P. Plainsman said:
This is the cover gun in the current American Handgunner. Lots of photos, but Roy Huntington's accompanying article -- to be blunt -- is lame. They didn't even let him shoot the gun, yet he went ahead and made it the cover piece! No data, just a bunch of content-free advertising for S&W. The better thing to do would have been to hold off on an article until you can tell readers whether the thing will shoot.
Anyhow: I can tolerate the lock, though I sympathize with all of the complaints voiced in this thread. What I can't tolerate is the honking gold logo on the right sideplate of the gun. Looks ridiculous.

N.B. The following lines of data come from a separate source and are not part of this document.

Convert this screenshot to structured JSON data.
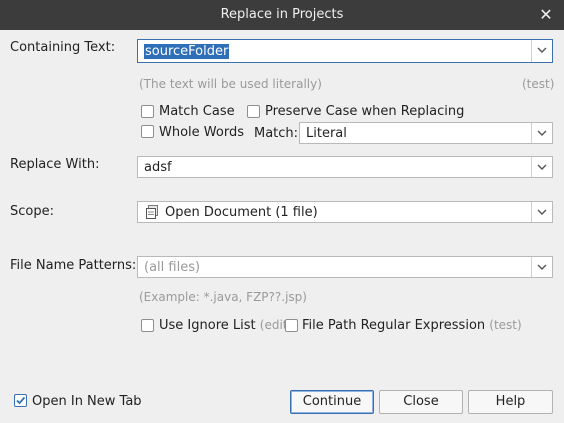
{
  "window": {
    "title": "Replace in Projects"
  },
  "containing_text": {
    "label": "Containing Text:",
    "value": "sourceFolder",
    "hint": "(The text will be used literally)",
    "test_link": "(test)"
  },
  "options": {
    "match_case": {
      "label": "Match Case",
      "checked": false
    },
    "preserve_case": {
      "label": "Preserve Case when Replacing",
      "checked": false
    },
    "whole_words": {
      "label": "Whole Words",
      "checked": false
    },
    "match_label": "Match:",
    "match_value": "Literal"
  },
  "replace_with": {
    "label": "Replace With:",
    "value": "adsf"
  },
  "scope": {
    "label": "Scope:",
    "value": "Open Document (1 file)"
  },
  "file_name_patterns": {
    "label": "File Name Patterns:",
    "placeholder": "(all files)",
    "example": "(Example: *.java, FZP??.jsp)"
  },
  "ignore": {
    "use_ignore_list": {
      "label": "Use Ignore List",
      "checked": false,
      "edit_link": "(edit)"
    },
    "file_path_regex": {
      "label": "File Path Regular Expression",
      "checked": false,
      "test_link": "(test)"
    }
  },
  "footer": {
    "open_in_new_tab": {
      "label": "Open In New Tab",
      "checked": true
    },
    "continue_label": "Continue",
    "close_label": "Close",
    "help_label": "Help"
  },
  "colors": {
    "titlebar": "#3c3c3c",
    "selection": "#2f6fb7",
    "accent": "#3a6fb0"
  }
}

Unless S&W offers the commemorative 29 with an optional plain blue sideplate (as they apparently did for the Model 21-4 "Thunder Ranch Special"), it's no sale.
S&W: please lay off the huge, ugly logos. Jeez. From the .44 "Thunder Ranch Special," disfiguring Clint Smith's original fine concept, to the hypertrophied "TACTICAL Smith & Wesson" logos on the slides of their current 3d gen autos, to the dumb "S&W 1911" billboard messing up the early 1911s, to this weird sunflower plastered on the M29, S&W is harming good guns at every turn with ugly, superfluous logos.
The new M22 Thunder Ranch revolver in .45 ACP is billboard-free, and looks great. S&W also wised up with the 1911s and toned them down to a much more tasteful design. They need to extend this thinking across the board.